3161-3163 Monroe Family Fellowship Plaque Dedication September 5th
CHICAGO, Ill. /Massachusetts Newswire – National News/ — 3161-3163 Monroe Family Fellowship Chicago IL and NewNegro Media announce a Plaque Dedication Ceremony at 3161-3163 Monroe, September 5, 2021, to celebrate the tenants 70-year anniversary. All families are invited, tickets are $30 and children under 12 free. The event kicks off Friday September 3 with an evening cocktail reception at Comfort Suites Lombard, Saturday September 4, Picnic Miller Meadows Forest Preserve River Forest, and Sunday September 5th Gumbo Gala following the dedication ceremony.
Participants must RSVP by August 27th, 2021, for ticket information contact Derrick Williams newnegro@yahoo.com or call (312) 523-7227.
3161-3163 W. Monroe is not an address; it is “the Mothership.” For over 70 years families connected by bloodlines, childhoods and a church have resided at the six-unit, three-story, apartment complex, located in the heart of East Garfield Park. The “Monroe Family Fellowship” will be hosting a Plaque Dedication Ceremony September 5, 3161-3163 W. Monroe at 3 p.m.
The Family Fellowship are the Balthazars, Milam/Brownlee’s, Jackson/Norwood, and Brown/Williams.
All Monroe family and friends are invited to attend a celebration to honor the pioneers and motivators of 3161, 3162, 3163 and 3164 W Monroe with a bronze plaque that reads, “A love silhouette of brick and mortar, this building and the names engraved below will forever be bound together as a symbol for grace, redemption, and unending friendship, proving unity and love trump racism, corruption, and palpable ignorance.”
HONOREES:
* Mr. & Mrs. Louis and Doretta Balthazar, Mr. and Mrs. Richard and Robbie Brownlee, Mr. & Mrs. Louvania (Brother) and Dorothy Brownlee
* Mr. & Mrs. Henry and Lucy Hailey, Mr. & Mrs. Matthew and Margaret Milam, Mr. & Mrs. Sydney and Annie Norwood,
* Mr. & Mrs. Spencer and Mary Williams, Mrs. Anna White, Ms. Daisy Partee, Ms. John Ella Williams, Mr. Joe Ford,
* Reverend Ferdinand Hargrett, Reverend E.J. Hatch
The Milam and Brownlee family’s relationship goes back to reconstruction when both families lived on plantations known in the 1900 census as Beat 5, Tate County, Mississippi. It was said “The Brownlee’s were the only sharecroppers allowed to leave the plantation, because they were related to the White People who owned the land.” This mattered little to Papa Brownlee. He had a reputation for being a defiant Black man, or the more popular phrase, “an unruly Negro,” a trait present in the Brownlee’s today.

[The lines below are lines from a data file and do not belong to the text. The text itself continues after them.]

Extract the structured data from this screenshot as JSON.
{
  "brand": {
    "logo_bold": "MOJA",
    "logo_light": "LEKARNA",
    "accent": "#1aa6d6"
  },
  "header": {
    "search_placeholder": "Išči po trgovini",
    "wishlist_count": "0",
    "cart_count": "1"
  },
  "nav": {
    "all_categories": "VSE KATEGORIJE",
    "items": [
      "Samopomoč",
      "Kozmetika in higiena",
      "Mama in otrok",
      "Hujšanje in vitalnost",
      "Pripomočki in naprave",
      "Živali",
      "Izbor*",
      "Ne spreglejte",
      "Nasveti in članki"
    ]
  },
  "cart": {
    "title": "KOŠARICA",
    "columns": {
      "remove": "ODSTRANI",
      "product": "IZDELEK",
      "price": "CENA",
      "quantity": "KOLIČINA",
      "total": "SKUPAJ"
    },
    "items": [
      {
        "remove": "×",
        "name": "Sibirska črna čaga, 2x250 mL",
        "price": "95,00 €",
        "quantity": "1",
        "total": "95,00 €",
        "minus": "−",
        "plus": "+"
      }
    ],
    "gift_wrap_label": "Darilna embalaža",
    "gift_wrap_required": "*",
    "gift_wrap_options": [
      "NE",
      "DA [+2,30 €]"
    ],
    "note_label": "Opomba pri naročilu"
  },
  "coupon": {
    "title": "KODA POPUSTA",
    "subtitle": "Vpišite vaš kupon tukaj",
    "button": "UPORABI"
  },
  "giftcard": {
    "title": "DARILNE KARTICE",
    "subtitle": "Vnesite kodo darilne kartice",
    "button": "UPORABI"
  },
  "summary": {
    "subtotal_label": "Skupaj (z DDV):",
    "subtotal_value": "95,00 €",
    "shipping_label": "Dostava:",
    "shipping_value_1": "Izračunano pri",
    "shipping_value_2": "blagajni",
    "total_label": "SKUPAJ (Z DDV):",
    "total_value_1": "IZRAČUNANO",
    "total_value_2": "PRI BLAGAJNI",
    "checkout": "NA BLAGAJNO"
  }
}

Lucy Milam, born in slavery worked as domestic for a person only known as “The White Man.” She would birth 14 children between her husband Hence Milam, and the man known as the “The White Man.”
According to her Great Grandson Frank Wilson, “My father would tell me stories about how they would all go to this white lady’s house, and she gave them food, because she knew they were the children of her husband.”
Frank Wilson’s father, Frank Milam partnered with Mr. Jake Brownlee and the two became the most successful bootleggers in Mississippi. Jake had a brother named Richard Brownlee. Richard was known for being handsome, a barber, and successful gambler. Richard liked to gamble and drink; Frank like to drink and gamble. By 1925, the rear of Richard Brownlee’s shop became an official Negro Casino. Some years later, Richard would meet Frank Milam’s 1st Cousin, a fair maiden named Robbie, and here is where story begins for the next generation.
In 1950 two families one from Louisiana and one from Mississippi purchased what is now 3161-3163 W Monroe. Among them were Robbie and Richard Brownlee, who could like many others, could pass for white, but instead demanded to be Black, purchased property, and invited other family to join them. The apartments soon became a way station for what would be called the “Great Migration.”
3161-3163 Monroe is not a building; it is an institution. An urban motherland, that nurtures with a concrete smile, it is the address on birth certificates, parents birth certificates, grandparents birth certificates, and sadly obituaries. Despite the violence and gentrification of Chicago’s Westside, after seven decades the families continue to keep the peace and maintain the property in the heart of East Garfield Park.